BERT pretraining model.

[Note] Please use the new BertPretrainerV2 for your projects.

The BertPretrainer allows a user to pass in a transformer stack, and instantiates the masked language model and classification networks that are used to create the training objectives.

network A transformer network. This network should output a sequence output and a classification output.
num_classes Number of classes to predict from the classification network.
num_token_predictions Number of tokens to predict from the masked LM.
embedding_table Embedding table of a network. If None, the "network.get_embedding_table()" is used.
activation The activation (if any) to use in the masked LM network. If None, no activation will be used.
initializer The initializer (if any) to use in the masked LM and classification networks. Defaults to a Glorot uniform initializer.
output The output style for this network. Can be either logits or predictions.

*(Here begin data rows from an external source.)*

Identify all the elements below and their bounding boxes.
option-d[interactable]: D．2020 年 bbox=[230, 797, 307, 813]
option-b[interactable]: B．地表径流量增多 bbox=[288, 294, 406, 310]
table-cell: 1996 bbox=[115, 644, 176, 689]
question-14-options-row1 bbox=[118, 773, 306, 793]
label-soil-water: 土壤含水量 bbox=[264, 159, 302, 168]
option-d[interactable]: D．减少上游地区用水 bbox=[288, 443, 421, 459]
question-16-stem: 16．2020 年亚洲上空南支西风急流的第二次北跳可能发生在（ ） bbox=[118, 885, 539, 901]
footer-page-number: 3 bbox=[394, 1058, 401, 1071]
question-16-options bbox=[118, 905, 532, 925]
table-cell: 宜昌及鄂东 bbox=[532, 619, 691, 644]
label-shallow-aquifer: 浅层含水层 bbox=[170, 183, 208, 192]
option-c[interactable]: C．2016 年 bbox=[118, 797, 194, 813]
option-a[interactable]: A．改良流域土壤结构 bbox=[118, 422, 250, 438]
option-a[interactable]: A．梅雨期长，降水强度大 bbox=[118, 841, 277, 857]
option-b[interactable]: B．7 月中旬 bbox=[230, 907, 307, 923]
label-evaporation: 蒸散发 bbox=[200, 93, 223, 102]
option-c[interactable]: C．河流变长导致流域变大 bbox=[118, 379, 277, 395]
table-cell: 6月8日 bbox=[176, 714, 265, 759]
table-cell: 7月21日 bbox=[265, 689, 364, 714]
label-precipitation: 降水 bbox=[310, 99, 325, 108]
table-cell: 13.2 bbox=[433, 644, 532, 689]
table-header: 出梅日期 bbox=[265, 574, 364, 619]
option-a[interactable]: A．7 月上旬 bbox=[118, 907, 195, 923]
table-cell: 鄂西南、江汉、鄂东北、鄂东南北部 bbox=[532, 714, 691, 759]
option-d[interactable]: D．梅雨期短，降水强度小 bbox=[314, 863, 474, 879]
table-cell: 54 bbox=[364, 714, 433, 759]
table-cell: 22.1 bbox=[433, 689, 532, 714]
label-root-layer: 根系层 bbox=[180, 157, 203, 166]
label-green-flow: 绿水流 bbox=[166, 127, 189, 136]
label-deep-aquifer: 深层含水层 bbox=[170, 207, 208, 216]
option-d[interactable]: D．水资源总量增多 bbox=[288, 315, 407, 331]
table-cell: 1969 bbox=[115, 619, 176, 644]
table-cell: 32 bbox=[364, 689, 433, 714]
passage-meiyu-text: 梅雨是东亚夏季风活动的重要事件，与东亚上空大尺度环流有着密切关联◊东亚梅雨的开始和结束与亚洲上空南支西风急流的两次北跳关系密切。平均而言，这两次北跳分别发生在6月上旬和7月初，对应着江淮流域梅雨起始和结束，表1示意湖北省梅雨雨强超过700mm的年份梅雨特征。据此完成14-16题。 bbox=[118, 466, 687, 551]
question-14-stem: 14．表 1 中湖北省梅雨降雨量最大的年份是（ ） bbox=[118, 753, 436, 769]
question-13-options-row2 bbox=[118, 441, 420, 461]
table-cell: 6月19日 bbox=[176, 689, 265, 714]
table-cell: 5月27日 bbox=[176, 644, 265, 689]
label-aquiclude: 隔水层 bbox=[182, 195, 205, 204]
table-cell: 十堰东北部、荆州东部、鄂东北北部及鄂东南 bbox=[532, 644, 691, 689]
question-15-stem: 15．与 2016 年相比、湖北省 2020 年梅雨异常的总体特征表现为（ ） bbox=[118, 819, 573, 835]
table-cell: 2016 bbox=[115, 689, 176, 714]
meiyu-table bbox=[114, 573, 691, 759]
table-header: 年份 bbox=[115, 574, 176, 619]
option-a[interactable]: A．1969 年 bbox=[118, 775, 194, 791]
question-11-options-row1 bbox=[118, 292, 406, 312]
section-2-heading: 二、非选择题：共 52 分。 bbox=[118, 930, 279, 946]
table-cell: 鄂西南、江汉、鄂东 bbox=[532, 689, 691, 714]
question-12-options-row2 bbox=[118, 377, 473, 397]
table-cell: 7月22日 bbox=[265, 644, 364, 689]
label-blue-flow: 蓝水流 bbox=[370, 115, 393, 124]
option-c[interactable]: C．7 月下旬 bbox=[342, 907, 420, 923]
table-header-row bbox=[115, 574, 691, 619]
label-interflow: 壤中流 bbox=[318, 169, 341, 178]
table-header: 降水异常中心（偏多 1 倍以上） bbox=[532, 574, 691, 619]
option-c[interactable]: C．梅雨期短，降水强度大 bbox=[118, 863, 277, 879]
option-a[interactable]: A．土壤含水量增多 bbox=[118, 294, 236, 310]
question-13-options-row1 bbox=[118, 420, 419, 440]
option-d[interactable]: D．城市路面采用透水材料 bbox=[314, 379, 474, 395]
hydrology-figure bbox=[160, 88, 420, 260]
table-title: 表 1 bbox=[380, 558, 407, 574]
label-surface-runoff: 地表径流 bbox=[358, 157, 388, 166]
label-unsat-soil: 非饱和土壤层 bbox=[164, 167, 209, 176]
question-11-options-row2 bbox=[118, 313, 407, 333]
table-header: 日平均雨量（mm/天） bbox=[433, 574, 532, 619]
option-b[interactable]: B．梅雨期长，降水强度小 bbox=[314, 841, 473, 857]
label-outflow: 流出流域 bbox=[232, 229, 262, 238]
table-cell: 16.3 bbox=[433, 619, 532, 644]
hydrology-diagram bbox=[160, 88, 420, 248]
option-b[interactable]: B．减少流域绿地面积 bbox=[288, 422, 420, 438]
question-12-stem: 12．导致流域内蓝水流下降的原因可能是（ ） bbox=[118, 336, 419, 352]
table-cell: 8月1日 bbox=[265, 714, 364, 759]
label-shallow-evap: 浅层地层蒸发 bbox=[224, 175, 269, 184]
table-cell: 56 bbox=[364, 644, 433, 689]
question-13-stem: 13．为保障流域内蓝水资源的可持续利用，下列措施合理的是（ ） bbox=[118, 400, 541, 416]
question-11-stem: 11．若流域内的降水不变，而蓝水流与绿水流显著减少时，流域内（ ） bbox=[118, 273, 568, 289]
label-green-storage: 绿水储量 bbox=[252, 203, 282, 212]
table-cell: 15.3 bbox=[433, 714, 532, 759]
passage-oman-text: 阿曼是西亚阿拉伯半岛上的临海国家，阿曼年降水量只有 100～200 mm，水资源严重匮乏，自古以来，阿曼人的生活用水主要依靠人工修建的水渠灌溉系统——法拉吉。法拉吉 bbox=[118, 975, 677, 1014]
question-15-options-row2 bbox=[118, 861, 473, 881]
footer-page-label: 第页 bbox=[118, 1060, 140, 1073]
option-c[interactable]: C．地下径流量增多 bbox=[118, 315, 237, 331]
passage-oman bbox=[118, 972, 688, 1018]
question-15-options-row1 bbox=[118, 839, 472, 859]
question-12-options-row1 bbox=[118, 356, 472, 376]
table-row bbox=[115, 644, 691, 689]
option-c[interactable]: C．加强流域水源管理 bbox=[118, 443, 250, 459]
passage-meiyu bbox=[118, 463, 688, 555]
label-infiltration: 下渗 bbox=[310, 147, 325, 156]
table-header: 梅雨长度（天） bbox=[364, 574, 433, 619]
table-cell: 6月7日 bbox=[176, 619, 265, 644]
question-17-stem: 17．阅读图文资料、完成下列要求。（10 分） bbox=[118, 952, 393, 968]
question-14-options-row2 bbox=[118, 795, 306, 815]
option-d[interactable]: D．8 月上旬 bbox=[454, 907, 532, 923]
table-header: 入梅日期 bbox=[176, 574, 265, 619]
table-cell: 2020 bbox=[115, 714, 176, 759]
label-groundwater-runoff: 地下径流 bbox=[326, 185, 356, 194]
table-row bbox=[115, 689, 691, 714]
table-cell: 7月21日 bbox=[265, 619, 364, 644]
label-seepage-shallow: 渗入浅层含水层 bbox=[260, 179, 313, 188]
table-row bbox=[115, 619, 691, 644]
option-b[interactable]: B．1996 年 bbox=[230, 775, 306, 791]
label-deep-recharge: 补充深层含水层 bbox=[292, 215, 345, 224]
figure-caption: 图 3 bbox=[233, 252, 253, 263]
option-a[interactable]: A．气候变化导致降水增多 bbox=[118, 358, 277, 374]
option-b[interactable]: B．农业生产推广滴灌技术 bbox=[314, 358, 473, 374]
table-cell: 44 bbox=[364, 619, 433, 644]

Calls the model on new inputs and returns the outputs as tensors.

In this case call() just reapplies all ops in the graph to the new inputs (e.g. build a new computational graph from the provided inputs).

inputs Input tensor, or dict/list/tuple of input tensors.
training Boolean or boolean scalar tensor, indicating whether to run the Network in training mode or inference mode.
mask A mask or list of masks. A mask can be either a boolean tensor or None (no mask). For more details, check the guide here.

A tensor if there is a single output, or a list of tensors if there are more than one outputs.